McCarthy was raised in New Providence, New Jersey, one of five children of Carol and Eugene F. "Gene" McCarthy. His father worked in the textile industry. He was raised Catholic, in a family of Irish descent. McCarthy is a graduate of New Providence High School in New Providence, New Jersey; Boston College, Class of 1988 where he was a member of the improv comedy troupe My Mother's Fleabag; and the Yale School of Drama, where he studied under Earle R. Gister.

McCarthy spent several years doing stand-up comedy and theater in Minneapolis and Chicago before going into television and film. He starred in Flags of Our Fathers as James Bradley and the final season of The Wire as a morally challenged reporter named Scott Templeton. He made his Broadway debut in the 2001 revival of Noises Off!

McCarthy's directorial debut, The Station Agent, which he also wrote, won the Audience Award and the Waldo Salt Screenwriting Award at the 2003 Sundance Film Festival. The film also won the BAFTA Award for Best Original Screenplay and the Independent Spirit Award for Best First Screenplay and the Independent Spirit John Cassavetes Award. The Station Agent also won awards at film festivals ranging from San Sebastian to Stockholm, Mexico City, and Aspen.

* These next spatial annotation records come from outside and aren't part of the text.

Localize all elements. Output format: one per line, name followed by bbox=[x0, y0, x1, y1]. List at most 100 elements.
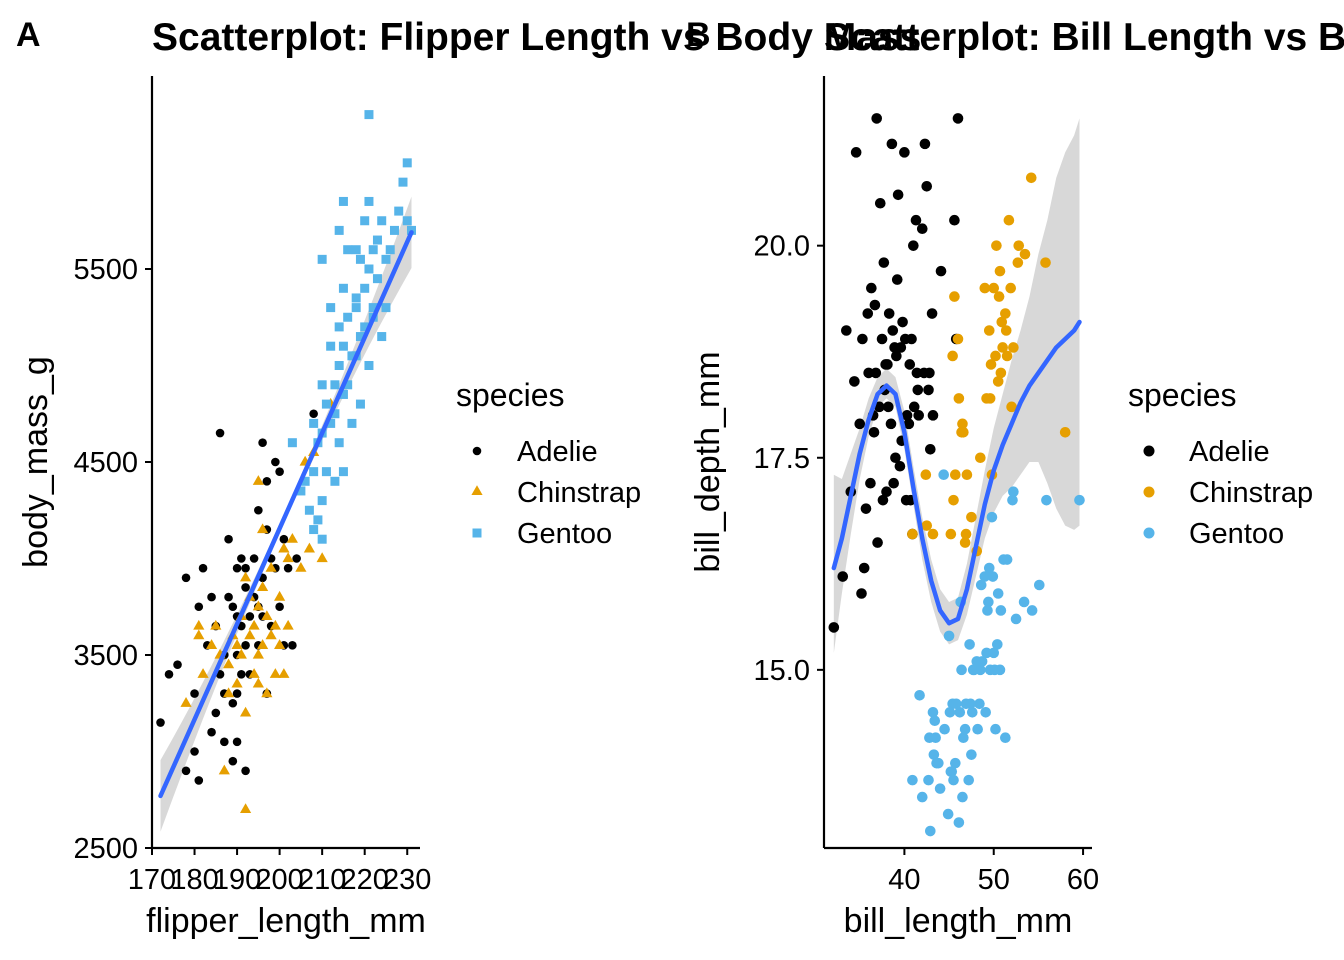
point-gentoo bbox=[360, 283, 370, 293]
point-chinstrap bbox=[244, 629, 256, 640]
point-adelie bbox=[886, 138, 898, 150]
point-gentoo bbox=[942, 808, 954, 820]
point-gentoo bbox=[334, 361, 344, 370]
point-adelie bbox=[232, 737, 242, 747]
point-chinstrap bbox=[261, 687, 273, 698]
point-gentoo bbox=[923, 774, 934, 786]
point-gentoo bbox=[1033, 579, 1045, 591]
point-gentoo bbox=[954, 706, 966, 718]
point-adelie bbox=[878, 257, 890, 268]
point-gentoo bbox=[338, 283, 348, 293]
point-adelie bbox=[262, 477, 272, 486]
panel-b-x-label: bill_length_mm bbox=[844, 902, 1073, 940]
point-adelie bbox=[891, 350, 902, 362]
point-chinstrap bbox=[278, 542, 290, 553]
point-gentoo bbox=[929, 715, 941, 727]
point-adelie bbox=[891, 274, 903, 285]
point-gentoo bbox=[979, 571, 991, 582]
legend-key-chinstrap bbox=[471, 485, 483, 495]
point-gentoo bbox=[368, 303, 378, 313]
point-chinstrap bbox=[239, 706, 252, 717]
point-adelie bbox=[215, 428, 225, 438]
point-gentoo bbox=[953, 817, 965, 828]
point-adelie bbox=[881, 486, 892, 497]
point-gentoo bbox=[381, 303, 391, 313]
point-gentoo bbox=[351, 293, 361, 303]
point-chinstrap bbox=[210, 619, 222, 630]
point-adelie bbox=[899, 147, 910, 158]
point-adelie bbox=[828, 622, 840, 633]
x-tick-label: 60 bbox=[1067, 864, 1099, 896]
legend-key-gentoo bbox=[472, 528, 482, 538]
point-gentoo bbox=[338, 341, 348, 351]
point-adelie bbox=[232, 563, 242, 573]
point-adelie bbox=[220, 737, 229, 747]
point-chinstrap bbox=[282, 619, 294, 630]
point-chinstrap bbox=[947, 350, 958, 362]
point-chinstrap bbox=[222, 658, 235, 669]
point-chinstrap bbox=[921, 520, 933, 531]
point-chinstrap bbox=[1025, 172, 1037, 184]
x-tick-label: 50 bbox=[978, 864, 1010, 896]
point-chinstrap bbox=[303, 542, 315, 553]
point-adelie bbox=[241, 766, 250, 776]
point-chinstrap bbox=[1040, 257, 1051, 268]
point-adelie bbox=[241, 583, 250, 592]
point-gentoo bbox=[987, 571, 999, 582]
point-adelie bbox=[190, 747, 199, 756]
point-gentoo bbox=[364, 264, 374, 274]
point-gentoo bbox=[930, 732, 941, 744]
point-adelie bbox=[190, 689, 199, 698]
legend-label-adelie: Adelie bbox=[1189, 436, 1270, 468]
point-gentoo bbox=[364, 361, 374, 370]
point-gentoo bbox=[364, 110, 374, 120]
x-tick-label: 180 bbox=[170, 864, 218, 896]
point-gentoo bbox=[959, 723, 971, 735]
point-chinstrap bbox=[948, 494, 959, 506]
point-adelie bbox=[908, 401, 920, 413]
point-adelie bbox=[254, 505, 263, 515]
point-chinstrap bbox=[274, 639, 286, 649]
y-tick-label: 4500 bbox=[73, 447, 138, 479]
legend-label-chinstrap: Chinstrap bbox=[1189, 477, 1313, 509]
point-adelie bbox=[237, 670, 246, 679]
point-gentoo bbox=[980, 706, 991, 718]
point-adelie bbox=[849, 376, 860, 387]
point-gentoo bbox=[317, 496, 327, 506]
point-adelie bbox=[897, 316, 908, 328]
point-gentoo bbox=[372, 235, 382, 245]
point-chinstrap bbox=[248, 619, 260, 630]
point-gentoo bbox=[377, 216, 387, 226]
point-gentoo bbox=[1008, 486, 1019, 497]
point-gentoo bbox=[914, 689, 925, 701]
panel-a: A Scatterplot: Flipper Length vs Body Ma… bbox=[16, 16, 921, 940]
point-gentoo bbox=[296, 486, 306, 496]
point-gentoo bbox=[925, 825, 936, 837]
x-tick-label: 220 bbox=[341, 864, 389, 896]
point-gentoo bbox=[946, 766, 958, 777]
point-chinstrap bbox=[952, 333, 964, 345]
point-adelie bbox=[228, 756, 238, 766]
point-gentoo bbox=[964, 639, 975, 650]
point-adelie bbox=[862, 308, 874, 319]
point-gentoo bbox=[402, 216, 412, 226]
point-adelie bbox=[921, 180, 933, 192]
point-gentoo bbox=[326, 341, 336, 351]
x-tick-label: 210 bbox=[298, 864, 346, 896]
legend-label-adelie: Adelie bbox=[517, 436, 598, 468]
point-adelie bbox=[198, 563, 208, 573]
point-adelie bbox=[870, 367, 882, 379]
panel-a-legend: species Adelie Chinstrap Gentoo bbox=[456, 377, 641, 550]
point-gentoo bbox=[338, 467, 348, 477]
point-adelie bbox=[164, 670, 174, 679]
point-adelie bbox=[887, 325, 899, 336]
point-adelie bbox=[926, 308, 938, 319]
point-chinstrap bbox=[252, 677, 264, 688]
point-chinstrap bbox=[257, 581, 269, 592]
point-adelie bbox=[224, 534, 233, 544]
point-chinstrap bbox=[949, 291, 960, 302]
point-chinstrap bbox=[265, 629, 277, 640]
point-adelie bbox=[245, 612, 255, 621]
point-adelie bbox=[228, 698, 238, 708]
point-gentoo bbox=[398, 177, 408, 187]
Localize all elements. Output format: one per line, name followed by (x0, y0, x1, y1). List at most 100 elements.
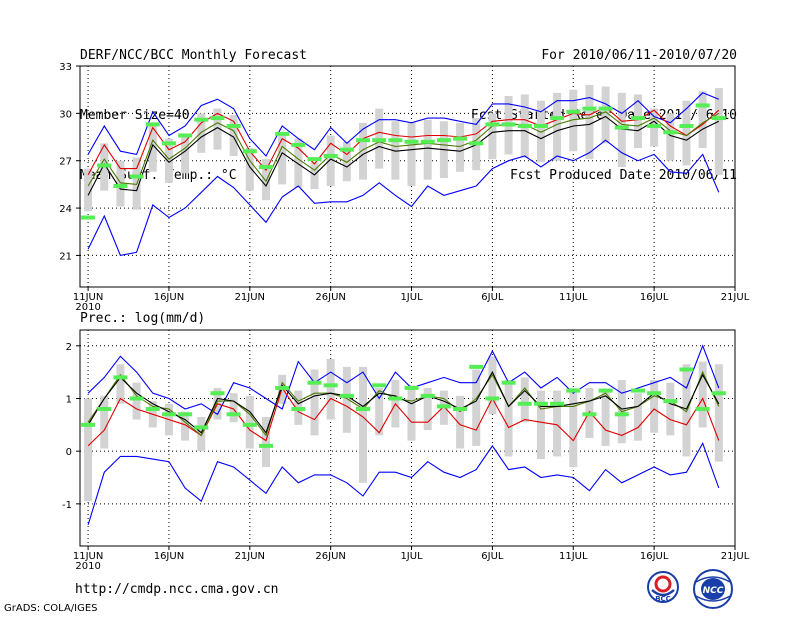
obs-marker-1-7 (194, 425, 209, 430)
obs-marker-1-38 (695, 407, 710, 412)
obs-marker-1-23 (453, 407, 468, 412)
xtick-label-0-8: 21JUL (721, 292, 750, 303)
spread-box-0-38 (698, 91, 707, 149)
obs-marker-0-35 (647, 123, 662, 128)
spread-box-1-29 (553, 390, 562, 457)
ytick-label-0-4: 33 (59, 62, 72, 73)
spread-box-1-28 (536, 390, 545, 460)
obs-marker-0-6 (178, 133, 193, 138)
plot-frame-0 (79, 65, 736, 288)
obs-marker-0-29 (550, 116, 565, 121)
obs-marker-1-5 (161, 412, 176, 417)
spread-box-1-17 (359, 366, 368, 483)
spread-box-0-14 (310, 162, 319, 190)
obs-marker-0-36 (663, 130, 678, 135)
obs-marker-0-16 (339, 147, 354, 152)
spread-box-0-25 (488, 113, 497, 160)
obs-marker-0-17 (356, 138, 371, 143)
year-label-1: 2010 (75, 561, 100, 572)
obs-marker-1-16 (339, 393, 354, 398)
spread-box-1-9 (229, 393, 238, 423)
ytick-label-0-0: 21 (59, 251, 72, 262)
xtick-label-0-6: 11JUL (559, 292, 588, 303)
source-url[interactable]: http://cmdp.ncc.cma.gov.cn (75, 582, 279, 597)
svg-text:NCC: NCC (703, 586, 724, 596)
obs-marker-1-13 (291, 407, 306, 412)
obs-marker-1-18 (372, 383, 387, 388)
obs-marker-1-14 (307, 380, 322, 385)
ytick-label-0-1: 24 (59, 204, 72, 215)
member-size: Member Size=40 (80, 108, 190, 123)
spread-box-1-27 (520, 377, 529, 423)
obs-marker-1-26 (501, 380, 516, 385)
ytick-label-0-2: 27 (59, 157, 72, 168)
mean-line-0 (87, 115, 720, 196)
ytick-label-1-3: 2 (66, 342, 72, 353)
spread-box-1-14 (310, 369, 319, 436)
xtick-label-1-3: 26JUN (315, 551, 345, 562)
grads-credit: GrADS: COLA/IGES (4, 603, 98, 614)
spread-box-0-20 (407, 122, 416, 186)
xtick-label-1-6: 11JUL (559, 551, 588, 562)
obs-marker-0-13 (291, 142, 306, 147)
spread-box-1-11 (261, 416, 270, 467)
obs-marker-0-11 (258, 165, 273, 170)
spread-box-0-30 (569, 89, 578, 152)
spread-box-1-21 (423, 387, 432, 431)
min-line-1 (87, 441, 720, 526)
obs-marker-1-27 (517, 401, 532, 406)
max-line-0 (87, 92, 720, 157)
spread-box-0-10 (245, 148, 254, 191)
obs-marker-1-22 (436, 404, 451, 409)
obs-marker-0-19 (388, 138, 403, 143)
ytick-label-1-1: 0 (66, 447, 72, 458)
obs-marker-0-31 (582, 106, 597, 111)
obs-marker-1-4 (145, 407, 160, 412)
obs-marker-1-37 (679, 367, 694, 372)
spread-box-1-2 (116, 364, 125, 404)
obs-marker-0-34 (630, 116, 645, 121)
obs-marker-1-34 (630, 388, 645, 393)
spread-box-1-24 (472, 369, 481, 446)
ytick-label-1-2: 1 (66, 394, 72, 405)
obs-marker-0-0 (81, 215, 96, 220)
spread-box-1-3 (132, 382, 141, 420)
bcc-logo: BCC (647, 571, 679, 603)
spread-box-0-23 (456, 122, 465, 172)
forecast-period: For 2010/06/11-2010/07/20 (541, 48, 737, 63)
spread-box-1-0 (84, 398, 93, 502)
mean-line-1 (87, 370, 720, 434)
obs-marker-1-19 (388, 396, 403, 401)
obs-marker-1-0 (81, 422, 96, 427)
spread-box-1-39 (714, 364, 723, 462)
obs-marker-0-23 (453, 136, 468, 141)
obs-marker-0-22 (436, 138, 451, 143)
obs-marker-0-3 (129, 174, 144, 179)
spread-box-1-38 (698, 361, 707, 428)
obs-marker-1-33 (614, 412, 629, 417)
obs-marker-0-25 (485, 122, 500, 127)
obs-marker-0-26 (501, 122, 516, 127)
max-line-1 (87, 344, 720, 416)
spread-box-0-37 (682, 100, 691, 166)
upper-line-0 (87, 106, 720, 176)
obs-marker-0-28 (533, 123, 548, 128)
spread-box-0-19 (391, 121, 400, 180)
obs-marker-1-36 (663, 399, 678, 404)
panel-title-1: Prec.: log(mm/d) (80, 311, 205, 326)
obs-marker-0-20 (404, 139, 419, 144)
xtick-label-0-3: 26JUN (315, 292, 345, 303)
spread-box-0-12 (278, 132, 287, 185)
spread-box-0-34 (633, 94, 642, 149)
spread-box-0-13 (294, 138, 303, 188)
xtick-label-1-5: 6JUL (481, 551, 504, 562)
obs-marker-1-1 (97, 407, 112, 412)
svg-text:BCC: BCC (655, 595, 671, 603)
ncc-logo: NCC (693, 569, 733, 609)
obs-marker-0-21 (420, 139, 435, 144)
obs-marker-1-25 (485, 396, 500, 401)
spread-box-1-35 (650, 380, 659, 433)
spread-box-1-30 (569, 387, 578, 467)
obs-marker-0-7 (194, 117, 209, 122)
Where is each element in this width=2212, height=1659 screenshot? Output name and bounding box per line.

McCarthy's second feature film was The Visitor, which premiered at the 2007 Toronto International Film Festival. For The Visitor, McCarthy won the 2008 Independent Spirit Award for Best Director. McCarthy appeared in the 2009 dramas The Lovely Bones and 2012. In 2010, McCarthy was nominated for an Academy Award for Best Original Screenplay for the animated film Up.

He also co-wrote and directed 2011's Win Win based on his experiences as a wrestler at New Providence High School.

McCarthy's most recent film, the independent drama film Spotlight, received widespread acclaim following its release in 2015. The film received 6 Academy Awards nominations, 3 Golden Globe Awards nominations, 2 Screen Actors Guild Awards nominations, and 8 Critics' Choice Movie Awards nominations.

In February 2016, it was announced that McCarthy will direct the first two episodes of 13 Reasons Why, from Anonymous Content and Paramount Television. The show is based on the 2007 New York Times bestselling YA book by Jay Asher.